Spinning into turmoil: textile industry calls for help

Says loyal international customers are now reluctant to place orders

PHOTO: FILE

LAHORE:

Pakistan’s textile industry is quickly slipping into a disastrous situation as it is losing credibility and market share among international buyers.

The $19.3 billion export-focused industry is expecting a downward trend in global shipments in the current fiscal year – 2022-23. Exporters say their loyal international customers are now reluctant and asking Pakistani suppliers whether or not they will be able to meet deadlines and ship orders on time.

Many exporters are also reluctant to book new orders as Pakistan is short of dollars and basic raw material including cotton, dyes and chemicals.

Different textile lobbies have warned that they will fail to meet the $25 billion export target, instead fearing a drop to around $16 billion in FY23.

In the first six months (Jul-Dec) of the current fiscal year, Pakistan’s textile exports dropped by $1 billion to $8.5 billion against $9.54 billion in the same period last year. In FY22, textile exports had gone up by a whopping 26%.

“These dropping export figures are due to the government’s apathy and we fear this crisis will deepen further in the coming weeks,” said Babar Khan, Chairman of Pakistan Hosiery Manufacturers and Exporters Association.

“We have to import almost everything, starting from cotton to buttons and zips in order to manufacture one single product. As the government is reluctant to clear the imported cargo stuck at Karachi Port, one can imagine what the textile sector’s future will look like,” said Khan.

According to exporters, the import raw cotton worth $1 translates into an export item worth $4 after value addition.

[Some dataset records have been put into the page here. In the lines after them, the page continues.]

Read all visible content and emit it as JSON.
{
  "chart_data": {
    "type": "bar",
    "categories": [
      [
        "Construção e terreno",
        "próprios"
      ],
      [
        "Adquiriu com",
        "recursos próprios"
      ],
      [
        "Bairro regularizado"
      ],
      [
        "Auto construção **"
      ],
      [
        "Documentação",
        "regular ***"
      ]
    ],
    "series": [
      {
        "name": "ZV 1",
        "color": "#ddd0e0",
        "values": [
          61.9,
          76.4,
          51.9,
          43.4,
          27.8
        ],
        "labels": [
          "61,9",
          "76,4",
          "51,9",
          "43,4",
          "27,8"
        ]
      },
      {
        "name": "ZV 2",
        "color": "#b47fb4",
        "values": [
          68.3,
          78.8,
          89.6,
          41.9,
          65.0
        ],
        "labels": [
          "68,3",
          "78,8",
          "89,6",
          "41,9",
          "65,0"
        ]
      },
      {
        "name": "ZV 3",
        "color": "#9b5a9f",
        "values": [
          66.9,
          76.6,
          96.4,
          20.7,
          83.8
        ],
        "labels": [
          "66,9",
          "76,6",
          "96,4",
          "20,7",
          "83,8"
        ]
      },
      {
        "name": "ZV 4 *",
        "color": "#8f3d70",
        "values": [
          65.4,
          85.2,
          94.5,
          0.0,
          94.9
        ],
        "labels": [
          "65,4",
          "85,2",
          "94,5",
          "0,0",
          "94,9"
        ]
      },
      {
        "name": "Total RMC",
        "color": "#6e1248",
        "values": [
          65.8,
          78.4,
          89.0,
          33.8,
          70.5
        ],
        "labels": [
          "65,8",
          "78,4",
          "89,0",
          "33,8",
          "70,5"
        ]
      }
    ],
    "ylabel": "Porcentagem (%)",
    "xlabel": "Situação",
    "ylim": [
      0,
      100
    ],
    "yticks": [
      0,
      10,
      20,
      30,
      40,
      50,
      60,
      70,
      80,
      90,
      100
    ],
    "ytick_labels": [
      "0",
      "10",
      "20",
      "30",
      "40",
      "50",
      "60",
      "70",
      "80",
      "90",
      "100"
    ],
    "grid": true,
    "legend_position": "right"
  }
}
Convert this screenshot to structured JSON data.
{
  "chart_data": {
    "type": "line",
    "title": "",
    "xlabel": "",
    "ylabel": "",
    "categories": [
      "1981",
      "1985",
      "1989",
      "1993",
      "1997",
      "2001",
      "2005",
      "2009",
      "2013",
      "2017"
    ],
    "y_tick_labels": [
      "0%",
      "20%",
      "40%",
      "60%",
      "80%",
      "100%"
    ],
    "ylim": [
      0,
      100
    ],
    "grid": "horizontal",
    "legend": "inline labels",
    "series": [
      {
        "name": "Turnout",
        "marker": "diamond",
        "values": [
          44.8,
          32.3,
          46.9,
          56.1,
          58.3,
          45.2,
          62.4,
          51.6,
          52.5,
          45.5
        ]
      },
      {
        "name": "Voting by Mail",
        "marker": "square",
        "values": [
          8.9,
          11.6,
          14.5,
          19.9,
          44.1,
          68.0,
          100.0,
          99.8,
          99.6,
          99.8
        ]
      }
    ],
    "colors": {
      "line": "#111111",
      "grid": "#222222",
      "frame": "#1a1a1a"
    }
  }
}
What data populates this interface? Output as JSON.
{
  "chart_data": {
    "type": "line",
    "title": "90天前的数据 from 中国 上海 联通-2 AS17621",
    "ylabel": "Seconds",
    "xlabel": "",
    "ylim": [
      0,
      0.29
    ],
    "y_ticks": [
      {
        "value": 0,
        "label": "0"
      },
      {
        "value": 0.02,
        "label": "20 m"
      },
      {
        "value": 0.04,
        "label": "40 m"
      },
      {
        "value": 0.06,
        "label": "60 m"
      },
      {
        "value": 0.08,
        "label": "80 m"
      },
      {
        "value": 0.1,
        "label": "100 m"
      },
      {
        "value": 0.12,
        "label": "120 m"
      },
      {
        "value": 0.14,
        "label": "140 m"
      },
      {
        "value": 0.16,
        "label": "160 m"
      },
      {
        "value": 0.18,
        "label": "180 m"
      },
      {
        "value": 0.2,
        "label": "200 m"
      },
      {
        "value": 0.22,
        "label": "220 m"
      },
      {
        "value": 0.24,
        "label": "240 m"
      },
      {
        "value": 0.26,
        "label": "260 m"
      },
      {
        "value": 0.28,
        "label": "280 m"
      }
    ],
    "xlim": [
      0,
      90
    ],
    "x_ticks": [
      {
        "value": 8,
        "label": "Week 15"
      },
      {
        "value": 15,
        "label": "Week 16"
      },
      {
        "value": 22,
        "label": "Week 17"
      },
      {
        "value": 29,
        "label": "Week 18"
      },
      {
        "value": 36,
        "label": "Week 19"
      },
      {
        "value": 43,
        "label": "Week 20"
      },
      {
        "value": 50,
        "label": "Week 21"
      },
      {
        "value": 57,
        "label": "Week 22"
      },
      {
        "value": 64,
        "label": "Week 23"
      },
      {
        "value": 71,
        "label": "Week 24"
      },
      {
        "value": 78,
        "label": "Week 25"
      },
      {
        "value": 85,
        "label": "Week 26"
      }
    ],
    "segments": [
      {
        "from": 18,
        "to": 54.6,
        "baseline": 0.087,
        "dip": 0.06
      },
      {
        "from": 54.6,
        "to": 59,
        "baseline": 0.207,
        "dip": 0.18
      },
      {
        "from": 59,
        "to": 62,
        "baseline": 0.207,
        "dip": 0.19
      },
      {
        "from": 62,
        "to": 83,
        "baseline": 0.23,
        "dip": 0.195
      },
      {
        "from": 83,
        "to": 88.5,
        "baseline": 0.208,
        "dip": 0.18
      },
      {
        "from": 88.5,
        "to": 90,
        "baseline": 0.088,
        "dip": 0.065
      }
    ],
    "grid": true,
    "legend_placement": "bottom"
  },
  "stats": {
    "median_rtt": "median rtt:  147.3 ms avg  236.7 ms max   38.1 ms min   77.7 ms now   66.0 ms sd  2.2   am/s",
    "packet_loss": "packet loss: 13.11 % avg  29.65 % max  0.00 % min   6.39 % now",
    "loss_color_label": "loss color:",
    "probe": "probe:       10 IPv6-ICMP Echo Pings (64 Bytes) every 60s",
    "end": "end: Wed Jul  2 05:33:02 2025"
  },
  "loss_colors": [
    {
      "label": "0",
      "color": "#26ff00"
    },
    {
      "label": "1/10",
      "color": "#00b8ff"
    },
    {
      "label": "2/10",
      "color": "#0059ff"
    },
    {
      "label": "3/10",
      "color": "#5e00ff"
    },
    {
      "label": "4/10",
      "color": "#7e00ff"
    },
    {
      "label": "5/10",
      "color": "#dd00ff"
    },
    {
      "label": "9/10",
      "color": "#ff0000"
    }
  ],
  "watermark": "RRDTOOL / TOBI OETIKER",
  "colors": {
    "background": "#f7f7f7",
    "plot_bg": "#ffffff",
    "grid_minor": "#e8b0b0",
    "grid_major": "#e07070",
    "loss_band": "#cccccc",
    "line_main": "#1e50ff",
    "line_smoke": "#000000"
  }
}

The production of cotton crop, however, which is the key raw material for textile products, has dropped by 45% this year. The industry needs 15 million bales of cotton to translate into an annual export revenue of $20 billion.

Pakistan has only produced 4.5 million bales this year. To bridge the shortfall, the textile industry has ordered 1.7 million bales of cotton from the US, of which 0.531 million bales have already been dispatched.

Interestingly, around 100,000 bales worth $300 million have reached Karachi Port but are waiting for a go-head from the authorities.

“The textile industry is left with only 60 days of raw material and if the imported cotton is not released timely, then the industry will completely shut down by the end of March. This will result in massive unemployment as 25 million people are associated with the sector,” cautioned Hamid Zaman, Chairman North Zone of the All-Pakistan Textile Mills Association (Aptma).

Textile industry stakeholders reveal that about 30-50% of the mills in Punjab, Khyber-Pakhtunkhwa and Sindh have been completely or partially shutdown. Faisalabad, which is dubbed the textile hub of Pakistan, is once again turning into a graveyard of power looms.

“We fear the crisis will worsen in the next two weeks, as the industry will suffer either way,” remarked Ijaz Khokhar, Patron-in-Chief of Pakistan Readymade Garments Manufacturers and Exporters Association.

“Now, all depends on the International Monetary Fund (IMF). If it does not release the next loan tranche, the dollar crisis will deepen and if it does, the government will impose new taxes and increase energy tariffs,” he elaborated.

This will lead to an increase in the cost of doing business, rendering textile millers uncompetitive in the export as well as domestic markets. “We are losing our market share to Bangladesh and Vietnam,” said Khokhar.

In this crisis, there are indications that some global shipping companies are considering boycotting Pakistan as thousands of containers are still stuck at port. “If this happens, our exports will receive a blow as we do not have any land route to connect with the world,” he added.

Pakistan does not have a proper industrial infrastructure and it lacks a complete backup supply chain, unlike India where all raw material is produced locally.

Published in The Express Tribune, January 25th, 2023.